1. 'c' - identifies this as a cuid, and allows you to use it in html entity ids. The fixed value helps keep the ids sequential.

2. Timestamp

3. Counter - a single process might generate the same random string. The weaker the pseudo-random source, the higher the probability. That problem gets worse as processors get faster. The counter will roll over if the value gets too big.

4. Client fingerprint. For example, the first two chars are extracted from the process.pid. The next two chars are extracted from the hostname.

5. Pseudo random (Math.random())

I don't think you can ever think to a total order between events. In your example. My understanding is that the 2 events in your example happened in parallel (by redis definition of time granularity), and there's no correct ordering between the two. What I want to say is that even if you change to a ":" you'd get wrong results.

I think antirez is saying that, by serializing the id in this way, you can also get timeseries at the ms precision for free.

Edit: nvm, antirez just replied :)

In the XADD example, you have

XADD mystream * sensor-id 1234 temperature 10.5

to let the server choose an id.

It could also be interesting to have

XADD mystream 1506872463535.* sensor-id 1234 temperature 10.5

to be able to add an element in a specific msec bucket

What about regions that treat the comma as a decimal separator? I agree with the other commenter that this is no different than using periods in IPv4 addresses.
> What about regions that treat the comma as a decimal separator?

A good reason not to change it from a period to a comma, not really relevant to whether to change it from a period to something else.

> I agree with the other commenter that this is no different than using periods in IPv4 addresses.

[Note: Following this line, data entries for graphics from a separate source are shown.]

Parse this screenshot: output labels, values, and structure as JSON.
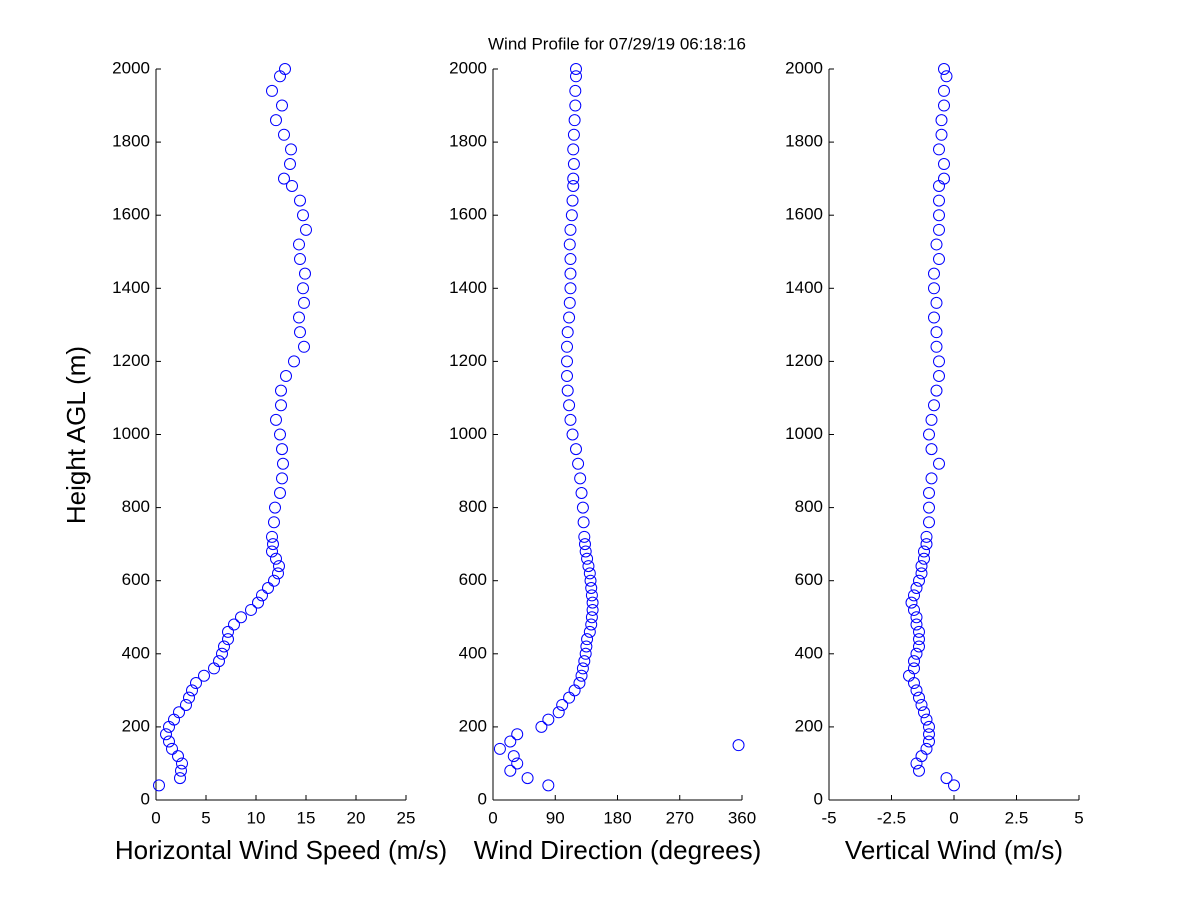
{
  "chart_data": [
    {
      "type": "scatter",
      "title": "Wind Profile for  07/29/19 06:18:16",
      "xlabel": "Horizontal Wind Speed (m/s)",
      "ylabel": "Height AGL (m)",
      "color": "#0000ff",
      "xlim": [
        0,
        25
      ],
      "xticks": [
        0,
        5,
        10,
        15,
        20,
        25
      ],
      "ylim": [
        0,
        2000
      ],
      "yticks": [
        0,
        200,
        400,
        600,
        800,
        1000,
        1200,
        1400,
        1600,
        1800,
        2000
      ],
      "x": [
        0.3,
        2.4,
        2.5,
        2.6,
        2.2,
        1.6,
        1.3,
        1.0,
        1.3,
        1.8,
        2.3,
        3.0,
        3.3,
        3.6,
        4.0,
        4.8,
        5.8,
        6.3,
        6.6,
        6.8,
        7.2,
        7.2,
        7.8,
        8.5,
        9.5,
        10.2,
        10.6,
        11.2,
        11.8,
        12.2,
        12.3,
        12.0,
        11.6,
        11.7,
        11.6,
        11.8,
        11.9,
        12.4,
        12.6,
        12.7,
        12.6,
        12.4,
        12.0,
        12.5,
        12.5,
        13.0,
        13.8,
        14.8,
        14.4,
        14.3,
        14.8,
        14.7,
        14.9,
        14.4,
        14.3,
        15.0,
        14.7,
        14.4,
        13.6,
        12.8,
        13.4,
        13.5,
        12.8,
        12.0,
        12.6,
        11.6,
        12.4,
        12.9
      ],
      "y": [
        40,
        60,
        80,
        100,
        120,
        140,
        160,
        180,
        200,
        220,
        240,
        260,
        280,
        300,
        320,
        340,
        360,
        380,
        400,
        420,
        440,
        460,
        480,
        500,
        520,
        540,
        560,
        580,
        600,
        620,
        640,
        660,
        680,
        700,
        720,
        760,
        800,
        840,
        880,
        920,
        960,
        1000,
        1040,
        1080,
        1120,
        1160,
        1200,
        1240,
        1280,
        1320,
        1360,
        1400,
        1440,
        1480,
        1520,
        1560,
        1600,
        1640,
        1680,
        1700,
        1740,
        1780,
        1820,
        1860,
        1900,
        1940,
        1980,
        2000
      ]
    },
    {
      "type": "scatter",
      "xlabel": "Wind Direction (degrees)",
      "color": "#0000ff",
      "xlim": [
        0,
        360
      ],
      "xticks": [
        0,
        90,
        180,
        270,
        360
      ],
      "ylim": [
        0,
        2000
      ],
      "yticks": [
        0,
        200,
        400,
        600,
        800,
        1000,
        1200,
        1400,
        1600,
        1800,
        2000
      ],
      "x": [
        80,
        50,
        25,
        35,
        30,
        10,
        25,
        35,
        70,
        80,
        95,
        100,
        110,
        118,
        125,
        128,
        130,
        132,
        134,
        135,
        136,
        140,
        142,
        143,
        144,
        144,
        143,
        142,
        141,
        140,
        138,
        136,
        134,
        133,
        132,
        131,
        130,
        128,
        126,
        123,
        120,
        115,
        112,
        110,
        108,
        107,
        107,
        107,
        108,
        110,
        111,
        112,
        112,
        112,
        111,
        112,
        114,
        115,
        116,
        116,
        117,
        116,
        117,
        118,
        119,
        119,
        120,
        120,
        355
      ],
      "y": [
        40,
        60,
        80,
        100,
        120,
        140,
        160,
        180,
        200,
        220,
        240,
        260,
        280,
        300,
        320,
        340,
        360,
        380,
        400,
        420,
        440,
        460,
        480,
        500,
        520,
        540,
        560,
        580,
        600,
        620,
        640,
        660,
        680,
        700,
        720,
        760,
        800,
        840,
        880,
        920,
        960,
        1000,
        1040,
        1080,
        1120,
        1160,
        1200,
        1240,
        1280,
        1320,
        1360,
        1400,
        1440,
        1480,
        1520,
        1560,
        1600,
        1640,
        1680,
        1700,
        1740,
        1780,
        1820,
        1860,
        1900,
        1940,
        1980,
        2000,
        150
      ]
    },
    {
      "type": "scatter",
      "xlabel": "Vertical Wind (m/s)",
      "color": "#0000ff",
      "xlim": [
        -5,
        5
      ],
      "xticks": [
        -5,
        -2.5,
        0,
        2.5,
        5
      ],
      "ylim": [
        0,
        2000
      ],
      "yticks": [
        0,
        200,
        400,
        600,
        800,
        1000,
        1200,
        1400,
        1600,
        1800,
        2000
      ],
      "x": [
        0.0,
        -0.3,
        -1.4,
        -1.5,
        -1.3,
        -1.1,
        -1.0,
        -1.0,
        -1.0,
        -1.1,
        -1.2,
        -1.3,
        -1.4,
        -1.5,
        -1.6,
        -1.8,
        -1.6,
        -1.6,
        -1.5,
        -1.4,
        -1.4,
        -1.4,
        -1.5,
        -1.5,
        -1.6,
        -1.7,
        -1.6,
        -1.5,
        -1.4,
        -1.3,
        -1.3,
        -1.2,
        -1.2,
        -1.1,
        -1.1,
        -1.0,
        -1.0,
        -1.0,
        -0.9,
        -0.6,
        -0.9,
        -1.0,
        -0.9,
        -0.8,
        -0.7,
        -0.6,
        -0.6,
        -0.7,
        -0.7,
        -0.8,
        -0.7,
        -0.8,
        -0.8,
        -0.6,
        -0.7,
        -0.6,
        -0.6,
        -0.6,
        -0.6,
        -0.4,
        -0.4,
        -0.6,
        -0.5,
        -0.5,
        -0.4,
        -0.4,
        -0.3,
        -0.4
      ],
      "y": [
        40,
        60,
        80,
        100,
        120,
        140,
        160,
        180,
        200,
        220,
        240,
        260,
        280,
        300,
        320,
        340,
        360,
        380,
        400,
        420,
        440,
        460,
        480,
        500,
        520,
        540,
        560,
        580,
        600,
        620,
        640,
        660,
        680,
        700,
        720,
        760,
        800,
        840,
        880,
        920,
        960,
        1000,
        1040,
        1080,
        1120,
        1160,
        1200,
        1240,
        1280,
        1320,
        1360,
        1400,
        1440,
        1480,
        1520,
        1560,
        1600,
        1640,
        1680,
        1700,
        1740,
        1780,
        1820,
        1860,
        1900,
        1940,
        1980,
        2000
      ]
    }
  ]
}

IP addresses have no useful concept of "before" or "after", whereas these do.

As a member of such a region, I suspect that those regions a well aware that the prevalent notation throughout programming uses '.' as a decimal separator. IPv4 addresses usually have 4 components and do not have an inherently fractional unit as their first component.
Disagree. '.' is used for version numbers everywhere, even when it's only 2 components (ex: Wordpress versioning, Django etc.) and it seems pretty clear that 1.11 > 1.2 there.

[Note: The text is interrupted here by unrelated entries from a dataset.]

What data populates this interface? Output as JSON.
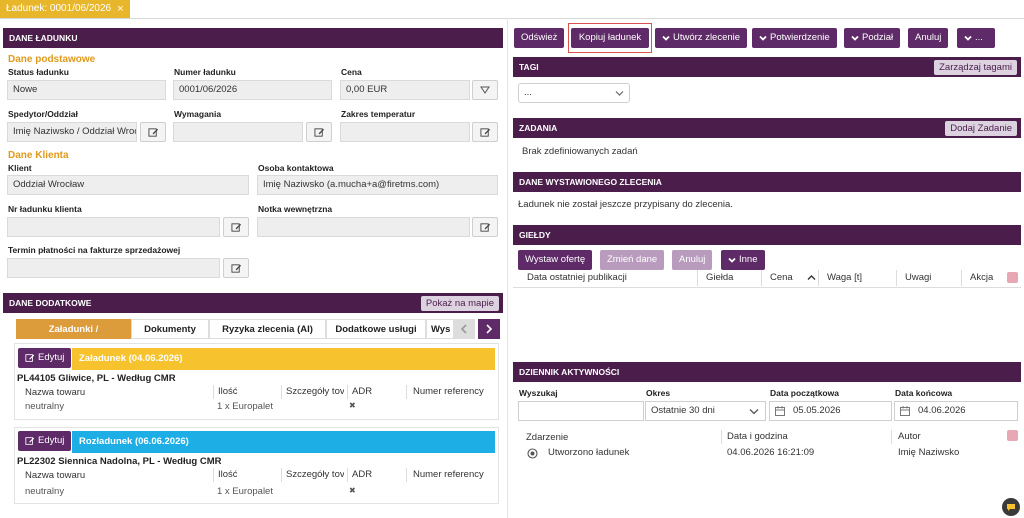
{
  "tab": {
    "title": "Ładunek: 0001/06/2026"
  },
  "left": {
    "dane_ladunku": {
      "header": "DANE ŁADUNKU",
      "sect_podstawowe": "Dane podstawowe",
      "status_label": "Status ładunku",
      "status_value": "Nowe",
      "numer_label": "Numer ładunku",
      "numer_value": "0001/06/2026",
      "cena_label": "Cena",
      "cena_value": "0,00 EUR",
      "spedytor_label": "Spedytor/Oddział",
      "spedytor_value": "Imię Naziwsko / Oddział Wroc",
      "wymagania_label": "Wymagania",
      "zakres_label": "Zakres temperatur",
      "sect_klienta": "Dane Klienta",
      "klient_label": "Klient",
      "klient_value": "Oddział Wrocław",
      "osoba_label": "Osoba kontaktowa",
      "osoba_value": "Imię Naziwsko (a.mucha+a@firetms.com)",
      "nr_klienta_label": "Nr ładunku klienta",
      "notka_label": "Notka wewnętrzna",
      "termin_label": "Termin płatności na fakturze sprzedażowej"
    },
    "dane_dodatkowe": {
      "header": "DANE DODATKOWE",
      "map_button": "Pokaż na mapie",
      "tabs": [
        "Załadunki / Rozładunki",
        "Dokumenty",
        "Ryzyka zlecenia (AI)",
        "Dodatkowe usługi",
        "Wys"
      ],
      "edit_label": "Edytuj",
      "zaladunek": {
        "title": "Załadunek (04.06.2026)",
        "address": "PL44105 Gliwice, PL - Według CMR",
        "cols": [
          "Nazwa towaru",
          "Ilość",
          "Szczegóły tov",
          "ADR",
          "Numer referency"
        ],
        "row": [
          "neutralny",
          "1 x Europalet",
          "",
          "✖",
          ""
        ]
      },
      "rozladunek": {
        "title": "Rozładunek (06.06.2026)",
        "address": "PL22302 Siennica Nadolna, PL - Według CMR",
        "cols": [
          "Nazwa towaru",
          "Ilość",
          "Szczegóły tov",
          "ADR",
          "Numer referency"
        ],
        "row": [
          "neutralny",
          "1 x Europalet",
          "",
          "✖",
          ""
        ]
      }
    }
  },
  "toolbar": {
    "odswiez": "Odśwież",
    "kopiuj": "Kopiuj ładunek",
    "utworz": "Utwórz zlecenie",
    "potwierdzenie": "Potwierdzenie",
    "podzial": "Podział",
    "anuluj": "Anuluj",
    "more": "..."
  },
  "right": {
    "tagi": {
      "header": "TAGI",
      "button": "Zarządzaj tagami",
      "select_value": "..."
    },
    "zadania": {
      "header": "ZADANIA",
      "button": "Dodaj Zadanie",
      "empty": "Brak zdefiniowanych zadań"
    },
    "zlecenie": {
      "header": "DANE WYSTAWIONEGO ZLECENIA",
      "text": "Ładunek nie został jeszcze przypisany do zlecenia."
    },
    "gieldy": {
      "header": "GIEŁDY",
      "buttons": {
        "wystaw": "Wystaw ofertę",
        "zmien": "Zmień dane",
        "anuluj": "Anuluj",
        "inne": "Inne"
      },
      "cols": [
        "Data ostatniej publikacji",
        "Giełda",
        "Cena",
        "Waga [t]",
        "Uwagi",
        "Akcja"
      ]
    },
    "dziennik": {
      "header": "DZIENNIK AKTYWNOŚCI",
      "wyszukaj_label": "Wyszukaj",
      "okres_label": "Okres",
      "okres_value": "Ostatnie 30 dni",
      "start_label": "Data początkowa",
      "start_value": "05.05.2026",
      "end_label": "Data końcowa",
      "end_value": "04.06.2026",
      "cols": [
        "Zdarzenie",
        "Data i godzina",
        "Autor"
      ],
      "row": {
        "event": "Utworzono ładunek",
        "date": "04.06.2026 16:21:09",
        "author": "Imię Naziwsko"
      }
    }
  },
  "colors": {
    "primary": "#5e2a67",
    "header": "#4a1d4b",
    "accent": "#e8b62b",
    "load": "#f6c22d",
    "unload": "#1eaee6"
  }
}
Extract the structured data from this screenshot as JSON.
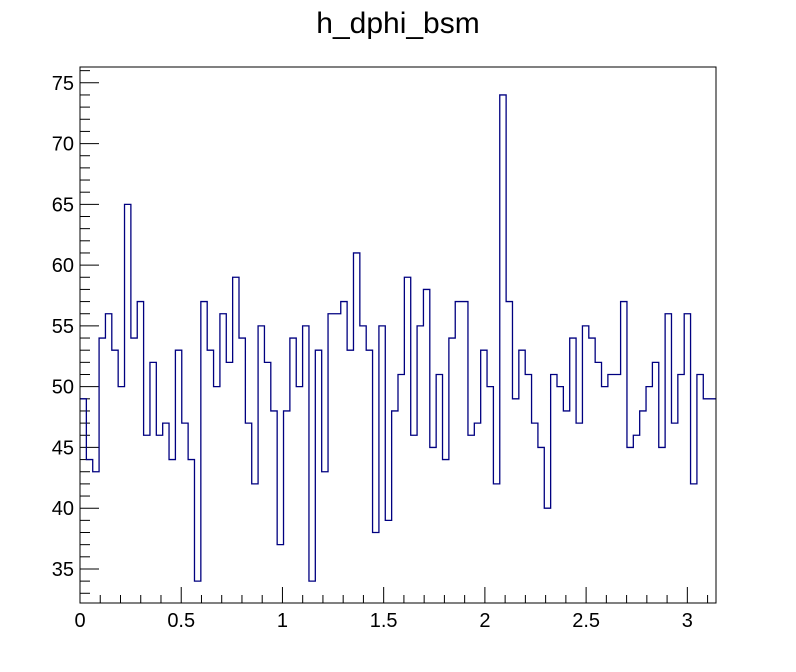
{
  "chart_data": {
    "type": "histogram",
    "title": "h_dphi_bsm",
    "xlabel": "",
    "ylabel": "",
    "xlim": [
      0,
      3.1416
    ],
    "ylim": [
      32.2,
      76.3
    ],
    "x_ticks": [
      0,
      0.5,
      1,
      1.5,
      2,
      2.5,
      3
    ],
    "x_tick_labels": [
      "0",
      "0.5",
      "1",
      "1.5",
      "2",
      "2.5",
      "3"
    ],
    "y_ticks": [
      35,
      40,
      45,
      50,
      55,
      60,
      65,
      70,
      75
    ],
    "y_tick_labels": [
      "35",
      "40",
      "45",
      "50",
      "55",
      "60",
      "65",
      "70",
      "75"
    ],
    "bin_count": 100,
    "bin_width": 0.031416,
    "values": [
      49,
      44,
      43,
      54,
      56,
      53,
      50,
      65,
      54,
      57,
      46,
      52,
      46,
      47,
      44,
      53,
      47,
      44,
      34,
      57,
      53,
      50,
      56,
      52,
      59,
      54,
      47,
      42,
      55,
      52,
      48,
      37,
      48,
      54,
      50,
      55,
      34,
      53,
      43,
      56,
      56,
      57,
      53,
      61,
      55,
      53,
      38,
      55,
      39,
      48,
      51,
      59,
      46,
      55,
      58,
      45,
      51,
      44,
      54,
      57,
      57,
      46,
      47,
      53,
      50,
      42,
      74,
      57,
      49,
      53,
      51,
      47,
      45,
      40,
      51,
      50,
      48,
      54,
      47,
      55,
      54,
      52,
      50,
      51,
      51,
      57,
      45,
      46,
      48,
      50,
      52,
      45,
      56,
      47,
      51,
      56,
      42,
      51,
      49,
      49
    ],
    "grid": false,
    "colors": {
      "line": "#000080",
      "frame": "#000000",
      "background": "#ffffff"
    }
  }
}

Once the specification is stated clearly as it is right now it is not a problem.

Another symbol could be used (for instance #) but I really don't see a need for that.

Perhaps decoupling the <$.#> as (# x 0.01) would solve the problem right?

Not sure if that's what they do, but it isn't very complex.

The dot doesn't make that a decimal, any more than it makes IP addresses or version numbers decimals.

As for treating them as decimals inadvertently, well, hopefully client libraries will expose IDs as pairs of integers, not as strings. If users convert them into strings and then back into meaningless pseudo-decimals, well, great, we'll have an entertaining post about someone's outage to read.

This is a terrible attitude to have when responding to an obvious potential UX confusion, particularly when it will only come up in edge cases (>10 per millisecond).
10 per milli as an edge case is domain specific.
But, it has milliseconds on the left. Before I read the explanation, I immediately thought it was a floating point timestamp. IP addresses have no reasonable decimal interpretation.
It's not much of a problem for (v4) IPs, because they almost always consist of 4 numbers separated by a dot, making them immediately distinguishable from decimal numbers. If two-component IPs were common (they are sometimes seen in CIDR notation, but not often), the dot would have been an unfortunate separator choice as well.

For versions with only two components, I would argue that the dot can be confusing already.

Why use a separator that has the potential of confusion when there are several other choices with less potential?

I had the same thoughts until the haha-outage hyperbole. Perhaps this little feature spurring so much discussion about delimiters is caused by a lack of thought by the developer, releasing an idea before it fully matured. A sort of race towards innovation mixed with a hint of it-works-ship-it.
Ah yes, like trap answers on a multiple choice exam. I suppose the Zen of that design would be: "There should be more than one obvious way to do it, but only one correct way."